In this embodiment, optimization and model selection are performed on the basis of the first embodiment, and the warehousing file in the step S1 is entirely converted into a PDF format file through a converter. When the PDF format file is adopted to store and share the file content and compare the file content fragments, the online check of the PDF format file can be better realized, and in comparison, characters can be quickly identified and processed through character identification software such as OCR (optical character recognition) software and the like.

The database in step S2 is a MYSQL database. Compared with other large databases such as Oracle, DB2, SQL Server and the like, MySQL has the disadvantages of small scale and limited functions, but the invention only needs simple storage, and MySQL is an open database, so that a stable and free website system can be established without spending a lot of money (except labor cost) by using the method. The retrieval result in step S6 is a file list corresponding to the content segment. The Luncene in the step S2 is a searcher for an open source program, and full-text retrieval can be realized in the target system through the Luncene.
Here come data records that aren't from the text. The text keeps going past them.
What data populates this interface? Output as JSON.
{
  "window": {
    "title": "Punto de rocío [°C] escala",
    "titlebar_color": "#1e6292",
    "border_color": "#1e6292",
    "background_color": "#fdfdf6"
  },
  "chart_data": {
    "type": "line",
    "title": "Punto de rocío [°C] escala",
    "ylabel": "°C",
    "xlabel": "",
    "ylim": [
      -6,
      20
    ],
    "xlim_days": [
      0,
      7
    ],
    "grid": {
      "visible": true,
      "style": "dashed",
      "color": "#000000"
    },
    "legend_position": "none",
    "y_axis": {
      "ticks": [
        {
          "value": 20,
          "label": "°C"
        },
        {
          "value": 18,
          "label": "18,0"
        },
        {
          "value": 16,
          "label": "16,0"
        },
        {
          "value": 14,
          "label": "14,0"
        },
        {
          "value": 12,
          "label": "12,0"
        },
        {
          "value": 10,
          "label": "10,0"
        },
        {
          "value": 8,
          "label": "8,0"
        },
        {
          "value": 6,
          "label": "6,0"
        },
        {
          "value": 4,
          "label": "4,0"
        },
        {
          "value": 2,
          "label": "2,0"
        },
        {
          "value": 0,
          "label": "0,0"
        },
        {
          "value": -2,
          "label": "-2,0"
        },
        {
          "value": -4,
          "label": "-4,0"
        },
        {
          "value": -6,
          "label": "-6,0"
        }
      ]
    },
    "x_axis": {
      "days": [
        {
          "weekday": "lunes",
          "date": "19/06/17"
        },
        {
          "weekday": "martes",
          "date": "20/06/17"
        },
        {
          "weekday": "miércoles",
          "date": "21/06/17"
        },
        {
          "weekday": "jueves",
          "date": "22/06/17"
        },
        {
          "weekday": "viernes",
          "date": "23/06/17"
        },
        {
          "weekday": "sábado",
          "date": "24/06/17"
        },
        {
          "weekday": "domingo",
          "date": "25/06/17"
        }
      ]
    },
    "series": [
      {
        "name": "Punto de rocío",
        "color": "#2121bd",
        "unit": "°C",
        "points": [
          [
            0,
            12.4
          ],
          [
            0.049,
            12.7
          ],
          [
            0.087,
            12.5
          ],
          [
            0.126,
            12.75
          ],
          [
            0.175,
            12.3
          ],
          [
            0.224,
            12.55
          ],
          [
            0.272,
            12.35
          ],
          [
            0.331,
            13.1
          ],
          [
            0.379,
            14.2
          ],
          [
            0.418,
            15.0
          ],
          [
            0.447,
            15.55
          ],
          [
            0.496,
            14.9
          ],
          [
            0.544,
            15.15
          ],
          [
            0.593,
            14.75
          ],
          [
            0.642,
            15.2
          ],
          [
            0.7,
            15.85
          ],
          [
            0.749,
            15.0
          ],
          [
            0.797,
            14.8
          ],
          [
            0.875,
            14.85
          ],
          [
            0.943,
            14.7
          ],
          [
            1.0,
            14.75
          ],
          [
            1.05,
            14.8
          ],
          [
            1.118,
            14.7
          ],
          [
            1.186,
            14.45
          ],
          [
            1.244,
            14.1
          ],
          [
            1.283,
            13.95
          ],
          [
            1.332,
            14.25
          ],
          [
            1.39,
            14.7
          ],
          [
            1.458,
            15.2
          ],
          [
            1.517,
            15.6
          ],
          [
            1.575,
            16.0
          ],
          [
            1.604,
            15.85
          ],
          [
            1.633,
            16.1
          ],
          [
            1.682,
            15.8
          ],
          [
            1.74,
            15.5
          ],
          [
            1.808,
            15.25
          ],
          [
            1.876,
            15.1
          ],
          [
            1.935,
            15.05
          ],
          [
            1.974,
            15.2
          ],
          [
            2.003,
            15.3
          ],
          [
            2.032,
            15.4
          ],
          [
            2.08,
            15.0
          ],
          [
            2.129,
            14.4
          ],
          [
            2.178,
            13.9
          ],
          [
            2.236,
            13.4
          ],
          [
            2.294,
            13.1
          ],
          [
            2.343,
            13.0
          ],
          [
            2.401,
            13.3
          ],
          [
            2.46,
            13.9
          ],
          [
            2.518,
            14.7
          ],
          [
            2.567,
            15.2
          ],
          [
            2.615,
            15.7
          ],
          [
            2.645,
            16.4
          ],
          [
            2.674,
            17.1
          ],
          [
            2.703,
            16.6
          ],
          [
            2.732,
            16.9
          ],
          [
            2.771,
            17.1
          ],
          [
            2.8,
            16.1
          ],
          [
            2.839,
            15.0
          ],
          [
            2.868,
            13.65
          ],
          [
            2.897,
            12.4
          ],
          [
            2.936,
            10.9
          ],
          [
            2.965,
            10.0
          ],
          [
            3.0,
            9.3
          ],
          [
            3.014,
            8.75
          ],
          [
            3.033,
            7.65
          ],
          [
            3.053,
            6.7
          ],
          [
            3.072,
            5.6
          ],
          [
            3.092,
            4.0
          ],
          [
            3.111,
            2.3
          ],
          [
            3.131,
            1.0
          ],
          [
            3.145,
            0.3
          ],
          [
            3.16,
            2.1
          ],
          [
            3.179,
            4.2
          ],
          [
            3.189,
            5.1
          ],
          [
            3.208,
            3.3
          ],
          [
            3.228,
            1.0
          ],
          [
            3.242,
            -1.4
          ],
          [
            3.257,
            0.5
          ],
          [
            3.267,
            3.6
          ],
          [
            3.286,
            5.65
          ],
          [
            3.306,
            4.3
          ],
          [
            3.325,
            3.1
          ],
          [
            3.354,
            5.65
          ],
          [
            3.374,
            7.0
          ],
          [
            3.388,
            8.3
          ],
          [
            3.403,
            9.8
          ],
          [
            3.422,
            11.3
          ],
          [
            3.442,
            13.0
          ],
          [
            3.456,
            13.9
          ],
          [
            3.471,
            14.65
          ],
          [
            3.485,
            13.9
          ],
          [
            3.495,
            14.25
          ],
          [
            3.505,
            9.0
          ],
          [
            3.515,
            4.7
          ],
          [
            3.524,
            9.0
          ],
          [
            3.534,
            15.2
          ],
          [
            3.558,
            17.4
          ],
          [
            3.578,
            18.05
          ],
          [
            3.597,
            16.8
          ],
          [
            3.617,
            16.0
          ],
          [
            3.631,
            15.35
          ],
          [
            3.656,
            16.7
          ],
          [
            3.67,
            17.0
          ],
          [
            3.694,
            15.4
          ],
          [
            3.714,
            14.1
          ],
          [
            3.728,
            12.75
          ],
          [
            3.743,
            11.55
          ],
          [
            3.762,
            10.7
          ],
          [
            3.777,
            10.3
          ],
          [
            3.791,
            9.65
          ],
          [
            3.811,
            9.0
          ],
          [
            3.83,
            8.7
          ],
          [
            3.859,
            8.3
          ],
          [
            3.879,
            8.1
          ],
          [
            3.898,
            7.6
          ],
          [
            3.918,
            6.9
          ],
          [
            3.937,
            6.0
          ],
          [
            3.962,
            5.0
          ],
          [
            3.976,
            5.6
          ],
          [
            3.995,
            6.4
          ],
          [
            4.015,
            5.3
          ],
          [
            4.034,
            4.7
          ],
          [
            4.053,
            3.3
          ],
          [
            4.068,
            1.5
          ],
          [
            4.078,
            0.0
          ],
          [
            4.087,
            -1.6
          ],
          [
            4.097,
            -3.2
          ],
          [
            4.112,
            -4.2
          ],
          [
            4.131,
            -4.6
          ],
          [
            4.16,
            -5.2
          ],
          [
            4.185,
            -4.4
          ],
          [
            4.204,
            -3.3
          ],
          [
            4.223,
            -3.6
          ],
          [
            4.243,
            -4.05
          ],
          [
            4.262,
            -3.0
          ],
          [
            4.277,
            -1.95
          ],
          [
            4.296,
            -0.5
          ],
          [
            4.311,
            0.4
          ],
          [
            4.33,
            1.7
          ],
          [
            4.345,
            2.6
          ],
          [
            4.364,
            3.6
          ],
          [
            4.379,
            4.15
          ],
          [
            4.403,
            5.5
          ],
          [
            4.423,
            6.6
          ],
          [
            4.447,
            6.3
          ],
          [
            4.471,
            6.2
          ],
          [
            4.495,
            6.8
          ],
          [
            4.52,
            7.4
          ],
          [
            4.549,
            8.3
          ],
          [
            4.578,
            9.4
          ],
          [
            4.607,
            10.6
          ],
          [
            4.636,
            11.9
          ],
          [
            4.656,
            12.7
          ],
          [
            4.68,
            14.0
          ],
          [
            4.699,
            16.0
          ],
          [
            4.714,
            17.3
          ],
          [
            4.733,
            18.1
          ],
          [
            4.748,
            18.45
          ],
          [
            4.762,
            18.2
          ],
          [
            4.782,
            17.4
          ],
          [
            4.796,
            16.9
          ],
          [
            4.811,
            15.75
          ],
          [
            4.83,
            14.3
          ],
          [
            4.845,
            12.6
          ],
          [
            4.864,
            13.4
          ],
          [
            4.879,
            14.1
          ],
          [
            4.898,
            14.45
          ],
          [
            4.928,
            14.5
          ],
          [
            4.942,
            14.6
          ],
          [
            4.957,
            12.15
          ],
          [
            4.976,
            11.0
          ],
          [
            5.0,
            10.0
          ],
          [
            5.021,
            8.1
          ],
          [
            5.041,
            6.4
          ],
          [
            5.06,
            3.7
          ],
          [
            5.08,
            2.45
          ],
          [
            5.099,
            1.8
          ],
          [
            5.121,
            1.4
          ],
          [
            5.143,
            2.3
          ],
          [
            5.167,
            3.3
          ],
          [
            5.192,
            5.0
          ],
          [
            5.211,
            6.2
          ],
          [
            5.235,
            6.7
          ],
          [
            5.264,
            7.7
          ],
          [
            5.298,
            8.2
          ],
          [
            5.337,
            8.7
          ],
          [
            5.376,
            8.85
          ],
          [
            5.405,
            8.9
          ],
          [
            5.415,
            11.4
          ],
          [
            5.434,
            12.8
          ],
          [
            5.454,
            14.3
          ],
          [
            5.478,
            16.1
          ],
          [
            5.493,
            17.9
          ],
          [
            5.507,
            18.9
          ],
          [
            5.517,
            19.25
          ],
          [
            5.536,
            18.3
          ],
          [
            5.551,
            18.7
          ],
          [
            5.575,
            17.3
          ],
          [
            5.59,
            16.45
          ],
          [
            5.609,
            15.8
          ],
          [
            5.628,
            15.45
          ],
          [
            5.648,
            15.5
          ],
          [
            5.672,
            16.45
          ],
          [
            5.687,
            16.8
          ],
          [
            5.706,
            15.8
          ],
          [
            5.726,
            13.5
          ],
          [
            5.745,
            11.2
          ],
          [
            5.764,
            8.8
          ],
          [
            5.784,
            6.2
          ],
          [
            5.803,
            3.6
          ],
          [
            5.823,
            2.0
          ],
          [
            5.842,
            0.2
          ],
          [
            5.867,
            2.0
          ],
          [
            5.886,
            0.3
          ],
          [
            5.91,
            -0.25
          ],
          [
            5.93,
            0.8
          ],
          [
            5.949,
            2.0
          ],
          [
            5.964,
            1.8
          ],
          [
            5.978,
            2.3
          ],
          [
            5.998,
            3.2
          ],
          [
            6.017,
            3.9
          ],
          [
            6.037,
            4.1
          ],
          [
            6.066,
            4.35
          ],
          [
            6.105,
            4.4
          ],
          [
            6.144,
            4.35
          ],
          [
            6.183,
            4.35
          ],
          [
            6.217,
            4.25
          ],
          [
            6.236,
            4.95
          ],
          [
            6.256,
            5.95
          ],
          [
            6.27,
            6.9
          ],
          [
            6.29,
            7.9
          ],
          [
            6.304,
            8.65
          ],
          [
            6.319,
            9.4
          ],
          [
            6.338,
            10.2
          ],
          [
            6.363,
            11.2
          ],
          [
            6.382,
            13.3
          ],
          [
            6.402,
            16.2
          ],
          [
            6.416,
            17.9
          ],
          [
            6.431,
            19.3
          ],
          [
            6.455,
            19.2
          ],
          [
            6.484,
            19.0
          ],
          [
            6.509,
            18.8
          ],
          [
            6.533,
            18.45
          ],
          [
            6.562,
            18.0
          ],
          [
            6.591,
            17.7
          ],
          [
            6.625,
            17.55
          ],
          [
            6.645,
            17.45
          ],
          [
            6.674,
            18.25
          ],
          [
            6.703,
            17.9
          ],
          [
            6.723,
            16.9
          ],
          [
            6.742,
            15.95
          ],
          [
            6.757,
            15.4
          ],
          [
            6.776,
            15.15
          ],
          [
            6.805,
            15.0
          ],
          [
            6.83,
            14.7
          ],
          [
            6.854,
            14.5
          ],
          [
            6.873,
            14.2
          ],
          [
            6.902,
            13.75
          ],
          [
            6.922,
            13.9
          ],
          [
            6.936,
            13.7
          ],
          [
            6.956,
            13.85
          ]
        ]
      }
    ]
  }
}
And analyzing the document and segmenting words to establish an index by the Luncene.

The above-mentioned embodiments are intended to illustrate the objects, technical solutions and advantages of the present invention in further detail, and it should be understood that the above-mentioned embodiments are merely exemplary embodiments of the present invention, and are not intended to limit the scope of the present invention, and any modifications, equivalent substitutions, improvements and the like made within the spirit and principle of the present invention should be included in the scope of the present invention.

Claims

1. A shared resource file anti-cheating method, characterized in that said method comprises the steps of:

s1: converting the file to be put in storage into a PDF format file, and uploading the converted PDF format file to a resource stock library;

s2: acquiring path information in a resource stock library through a database by Luncene, acquiring a resource file in the resource stock library through the path information, loading and constructing a document object by the Luncene, segmenting the stock resource file, and creating an index file;

s3: randomly extracting content segments of a new shared resource file, wherein the segment number N > =3 times of sampling, loading the shared resource file, obtaining the total character length T and the content segment step length S =10 of the shared resource file, and constructing a random number set C = the total character length T-step length S;

s4: if C < =0, all contents of the shared file are sample fragment contents; if C is greater than 0, generating a random number K by taking the random number set C as a limit, acquiring content segments from K to K + S, repeating the step S3, and stopping sampling when the number of the content segments is equal to N;

s5: searching and temporarily storing the search result in the search engine for N times by using the N-time sampling content fragments as the search key words;

s6: analyzing the N times of retrieval results, calculating the number H of hits of the file in the N times of searching, wherein the number H of hits is increased by 1 when the file appears once in the searching results;

s7; and obtaining a stock similar resource file list and the number Fn, comparing the file hit number H with the content fragment number N, and if the hit rate R = H/N and the hit rate R > =60%, the file is the stock similar resource file.

2. The shared resource file anti-cheating method according to claim 1, wherein the binned file in step S1 is entirely converted into a PDF-formatted file by a converter.

3. The shared resource file anti-cheating method according to claim 1, wherein said database in step S2 is a MYSQL database.

4. The method of claim 1, wherein the search result in step S6 is a file list corresponding to the content segment.

5. The method of claim 1, wherein Luncene in step S2 is a searcher of an open source program, and full-text search can be realized in a target system through Luncene.

6. The shared resource file anti-cheating method according to claim 5, wherein said Luncene analyzes and tokenizes documents to build an index.